Frank Bruni in Age of Grievance observes that “The American soundtrack has become a cacophony of competing complaints. Some are righteous and others specious. Some are urgent and others frivolous (p.5)”. Cable news and social media are certainly instruments that fan the flames of grievance, but humanity has had “anger issues” from the beginning. Pride may be our “original sin” but blame, envy, scorn, and deadly rage follow in short order. .” Jesus is pretty clear that to be enraged at another is to engage in a kind of killing (Matt 5:22).
Bruni at the end of the book rather surprisingly calls for the most Christian of virtues, humility. (I would also add one of the most neglected ones among Christians). Humility is one of the underlying realities when Paul reminds the Ephesians, that they too had been dead in their sin and children of wrath just like everyone else. Binary thinking for Christians should be personal- “I once was lost, but now I am found.”

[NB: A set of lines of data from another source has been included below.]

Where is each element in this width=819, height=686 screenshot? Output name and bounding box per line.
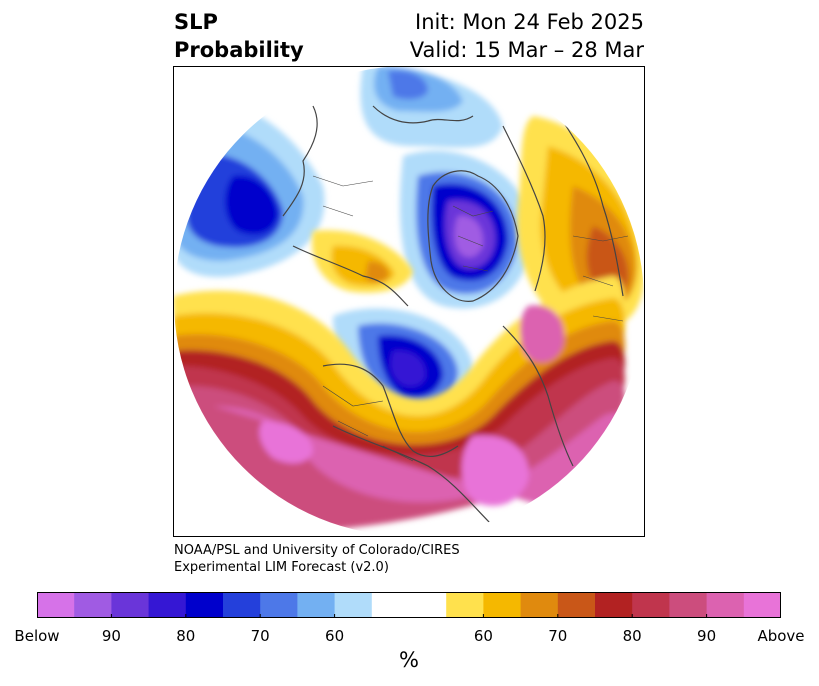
colorbar-tick-label: 70 (250, 627, 270, 645)
colorbar-segment (371, 592, 410, 618)
colorbar-segment (595, 592, 633, 618)
colorbar-segment (446, 592, 484, 618)
colorbar-segment (148, 592, 187, 618)
colorbar-segment (37, 592, 75, 618)
probability-field (174, 66, 644, 536)
colorbar-segment (632, 592, 670, 618)
colorbar-tick-label: Above (757, 627, 805, 645)
init-date: Init: Mon 24 Feb 2025 (415, 10, 644, 34)
colorbar-tick-label: 90 (101, 627, 121, 645)
title-probability: Probability (174, 38, 304, 62)
colorbar-segment (185, 592, 224, 618)
colorbar-segment (520, 592, 559, 618)
credit-line-2: Experimental LIM Forecast (v2.0) (174, 560, 389, 575)
colorbar-segment (669, 592, 708, 618)
map-frame (173, 66, 645, 537)
colorbar-segment (260, 592, 298, 618)
colorbar-tick-label: Below (14, 627, 60, 645)
colorbar-segment (223, 592, 261, 618)
title-left: SLP Probability (174, 8, 304, 64)
colorbar-tick-label: 80 (622, 627, 642, 645)
colorbar-tick-label: 90 (697, 627, 717, 645)
credit-line-1: NOAA/PSL and University of Colorado/CIRE… (174, 543, 460, 558)
colorbar-segment (297, 592, 336, 618)
borders (312, 175, 629, 462)
colorbar-unit-label: % (399, 648, 419, 672)
title-right: Init: Mon 24 Feb 2025 Valid: 15 Mar – 28… (410, 8, 644, 64)
credit: NOAA/PSL and University of Colorado/CIRE… (174, 542, 460, 576)
colorbar (37, 592, 781, 618)
title-variable: SLP (174, 10, 218, 34)
colorbar-segment (74, 592, 112, 618)
valid-range: Valid: 15 Mar – 28 Mar (409, 38, 644, 62)
colorbar-tick-label: 60 (473, 627, 493, 645)
colorbar-tick-label: 80 (176, 627, 196, 645)
colorbar-segment (743, 592, 781, 618)
colorbar-tick-label: 60 (325, 627, 345, 645)
colorbar-segment (409, 592, 447, 618)
colorbar-frame (37, 592, 781, 618)
colorbar-segment (483, 592, 522, 618)
colorbar-tick-label: 70 (548, 627, 568, 645)
colorbar-segment (557, 592, 596, 618)
colorbar-segment (334, 592, 373, 618)
colorbar-segment (111, 592, 150, 618)
coastlines (282, 105, 624, 527)
colorbar-segment (706, 592, 745, 618)
probability-map (173, 66, 645, 537)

But humility also comes to play when we accept that the radical antidote to living in and under wrath is not something that can be earned or socially engineered. It is the gift of God’s great love and grace given to us in, through, and by Christ. This mercy raises us up from the ways of death and gives us life. And we are not given the gift merely for our own benefit; it is to be shared. Paul states that we are the handiwork of God, recreated in Christ to live our lives as vessels for God’s ongoing work of redeeming the world (Ephesians 2:10). Our ultimate answer to grievance is gratitude.